Two years ago, I discovered the joys of thrifting and painting furniture. My first attempt was pretty unsuccessful. I picked up an old nightstand/end table and painted it white to use as a coffee table. It was super cute, but it lasted all of about… three months? Three weeks? (I honestly don’t remember) before it started to look awful and dingy and gross. We continued to use it until we moved into our house, and then it sat in a corner in a spare room until last weekend when I finally sent it back from whence it came (Salvation Army).
My second project was much more successful. I bought a small desk for $20 and transformed it into this beauty. It now sits in my bedroom in the corner with a pretty little chair and makes me happy every morning when I see it.
I’ve had a few more successes and not-so-much-successes since then and I’ve tried to experiment with different painting techniques and ways to create different looks.
When we first moved into our house (going on two years this summer!), my Great Aunt gave me an old chair, along with lots of other vintage goodies. It was an old dining chair and the last one remaining of a set. It had been redone at some point and had some kind of antique glazed finish with a bright gold velvety cushion. She and I could both see that it just needed a little love and TLC to look like new.
This chair sat in a corner of that same spare room (it honestly was like the Land of Misfit Furniture and Random Hand-Me-Downs in there. It was such a mess that I had to keep the door shut the whole weekend when my in-laws came to visit recently – this is when I realized that I may or may not have slight hoarding tendencies, and the following weekend I hauled a trailer full of stuff back to Salvation Army for the next overly-ambitious DIYer to take on).
Ahem… Anyway. The chair sat abandoned in the corner for over a year. I didn’t know what to do with it, so I did nothing (see, this is where the hoarding problem comes in. I actually think it’s more of a commitment issue – if I don’t have a clear vision I don’t want to jump into a project!).
Then, my brother and sister in law gave me an Annie Sloan book for Christmas – Creating the French Look. Right on the cover, I saw it. My inspiration! I knew within seconds what to do with the chair!
I gave this baby a light sanding to remove some of the glaze finish and started painting. For most of my painting projects, I use FolkArt Home Decor Chalk paint – it’s very affordable and available at JoAnn Fabrics. I first brushed on very haphazardly some dark blue/with a hint of teal (Turkish Tile) – I didn’t necessarily want full coverage, just enough so that the blue could peek through later on through the other layers.

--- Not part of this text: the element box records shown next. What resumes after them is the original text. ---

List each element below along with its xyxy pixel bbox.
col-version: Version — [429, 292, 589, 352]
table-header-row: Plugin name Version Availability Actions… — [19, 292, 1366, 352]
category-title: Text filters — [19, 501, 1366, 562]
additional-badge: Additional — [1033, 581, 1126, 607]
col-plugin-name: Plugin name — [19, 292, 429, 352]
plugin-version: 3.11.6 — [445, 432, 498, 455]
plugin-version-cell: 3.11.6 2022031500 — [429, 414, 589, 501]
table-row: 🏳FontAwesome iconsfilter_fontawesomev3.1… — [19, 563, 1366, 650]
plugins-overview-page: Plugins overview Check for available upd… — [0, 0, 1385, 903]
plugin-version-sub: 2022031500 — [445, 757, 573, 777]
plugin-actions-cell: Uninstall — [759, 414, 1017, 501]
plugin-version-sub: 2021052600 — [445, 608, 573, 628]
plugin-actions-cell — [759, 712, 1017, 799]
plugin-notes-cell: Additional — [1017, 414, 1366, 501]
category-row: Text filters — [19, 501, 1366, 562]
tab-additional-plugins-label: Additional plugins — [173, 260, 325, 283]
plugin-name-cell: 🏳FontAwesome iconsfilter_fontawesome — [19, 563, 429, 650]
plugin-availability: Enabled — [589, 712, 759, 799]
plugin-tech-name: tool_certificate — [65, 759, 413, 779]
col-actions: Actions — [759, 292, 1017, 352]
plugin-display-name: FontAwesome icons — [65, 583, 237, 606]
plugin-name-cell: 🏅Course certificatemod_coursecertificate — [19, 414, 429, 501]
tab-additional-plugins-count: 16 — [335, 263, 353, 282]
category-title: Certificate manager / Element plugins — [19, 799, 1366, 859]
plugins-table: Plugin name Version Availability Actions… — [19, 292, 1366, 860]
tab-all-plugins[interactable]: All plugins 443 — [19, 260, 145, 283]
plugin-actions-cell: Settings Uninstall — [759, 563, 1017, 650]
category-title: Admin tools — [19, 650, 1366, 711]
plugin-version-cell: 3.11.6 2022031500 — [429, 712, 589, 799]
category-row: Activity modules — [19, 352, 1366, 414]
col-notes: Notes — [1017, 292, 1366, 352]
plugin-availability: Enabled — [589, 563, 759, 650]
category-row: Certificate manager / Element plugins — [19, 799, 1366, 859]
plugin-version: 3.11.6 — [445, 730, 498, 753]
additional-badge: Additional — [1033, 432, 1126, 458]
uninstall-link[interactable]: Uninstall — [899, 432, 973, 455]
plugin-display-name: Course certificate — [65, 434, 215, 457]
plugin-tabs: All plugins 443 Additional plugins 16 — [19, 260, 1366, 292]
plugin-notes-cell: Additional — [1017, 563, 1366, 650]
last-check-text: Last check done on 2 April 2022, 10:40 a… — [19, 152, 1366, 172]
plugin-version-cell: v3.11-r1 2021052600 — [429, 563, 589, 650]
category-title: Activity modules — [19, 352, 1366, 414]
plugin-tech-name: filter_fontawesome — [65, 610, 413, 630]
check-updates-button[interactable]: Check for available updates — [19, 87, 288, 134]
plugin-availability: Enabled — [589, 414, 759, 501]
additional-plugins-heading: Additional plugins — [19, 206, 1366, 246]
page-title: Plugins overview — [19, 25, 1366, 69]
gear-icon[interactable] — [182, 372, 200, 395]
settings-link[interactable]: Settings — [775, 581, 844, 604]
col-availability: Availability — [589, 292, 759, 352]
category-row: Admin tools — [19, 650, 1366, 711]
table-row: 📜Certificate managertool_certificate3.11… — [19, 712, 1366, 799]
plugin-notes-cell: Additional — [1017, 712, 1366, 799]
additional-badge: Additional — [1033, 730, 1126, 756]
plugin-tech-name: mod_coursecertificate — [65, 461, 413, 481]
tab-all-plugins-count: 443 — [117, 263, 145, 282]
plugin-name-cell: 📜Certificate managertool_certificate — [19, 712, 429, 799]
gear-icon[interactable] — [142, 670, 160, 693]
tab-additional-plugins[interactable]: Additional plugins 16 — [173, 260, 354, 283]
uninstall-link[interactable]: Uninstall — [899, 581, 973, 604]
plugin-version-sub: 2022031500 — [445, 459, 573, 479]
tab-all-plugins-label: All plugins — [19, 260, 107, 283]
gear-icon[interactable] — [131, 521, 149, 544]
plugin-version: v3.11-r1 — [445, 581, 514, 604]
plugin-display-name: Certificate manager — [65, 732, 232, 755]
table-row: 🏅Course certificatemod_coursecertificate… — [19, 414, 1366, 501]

Once that was dry, I applied a coat of Castle (a dark, kind of taupe-y gray). Once dry, I lightly sanded in some spots to let the Turkish Tile show through. I liked where I was headed.
Monday morning rolled around and I daydreamed of my chair all day at work. As soon as I got home that night I got back to work. I applied a coat of Minwax Paste Furniture Wax, and then applied a coat of the same wax in the dark finish. And…
I hated it. It looked dirty and muddy and not at all the light, airy, pretty look I was going for. I was so mad I didn’t take any pictures at this point.
So it sat again until I worked up the courage to jump back in. Sometimes with these projects, I just need to take some time away and then come back when I’m ready.
I applied a coat of Parisian Grey, which is a much cooler, lighter, softer gray than Castle (Castle has more brown undertones). MUCH BETTER. I went back and lightly distressed it using a wet sanding technique, which is new to me, but just involves taking a wet rag and rubbing in certain spots until some of the paint wears away (unless I’m doing it wrong).
For the cushion, I took a piece of painter’s drop cloth and painted some grain sack stripes using chalk paint. I’m not sure how long the paint will last on the cushion, but it’s so easy to change out cushion fabric that I’ll probably change it again at some point anyway. Once the fabric was dry I stapled it onto the seat cushion right over the existing fabric. Voila!
To finish this piece I applied two coats of clear wax. This time around, I tried a new wax. I wanted to be able to apply it with a brush so that I could really get into all the awkward spaces on this chair. I also just wanted to try something new. Fortunately, Lowe’s is five minutes away (unfortunately, I spend way too much money there), so I picked up a can of the Sealing Wax from the Valspar Chalky Finish Paint collection. I’m not an expert, but I think I like it so far. We’ll see how it holds up though. You just apply it with a brush, really working it in, let it stand for a minute or two (while you continue to wax other areas) and then wipe away the excess with a clean, lint-free cloth. The package doesn’t say whether or not you should buff it out, so I didn’t, but I may try that on another piece that I’m working on.
What I love most about these projects is the gratification I get from breathing new life into something. For just a few dollars and a little bit of love, you can take an old, run-down, outdated, and unloved piece of furniture and make it new again. And if you mess it up, all you need to do is walk away, take a deep breath, and start over!
Have you ever used chalk paint to refinish old furniture? If so please share your creations with me! I’m always looking for new inspiration!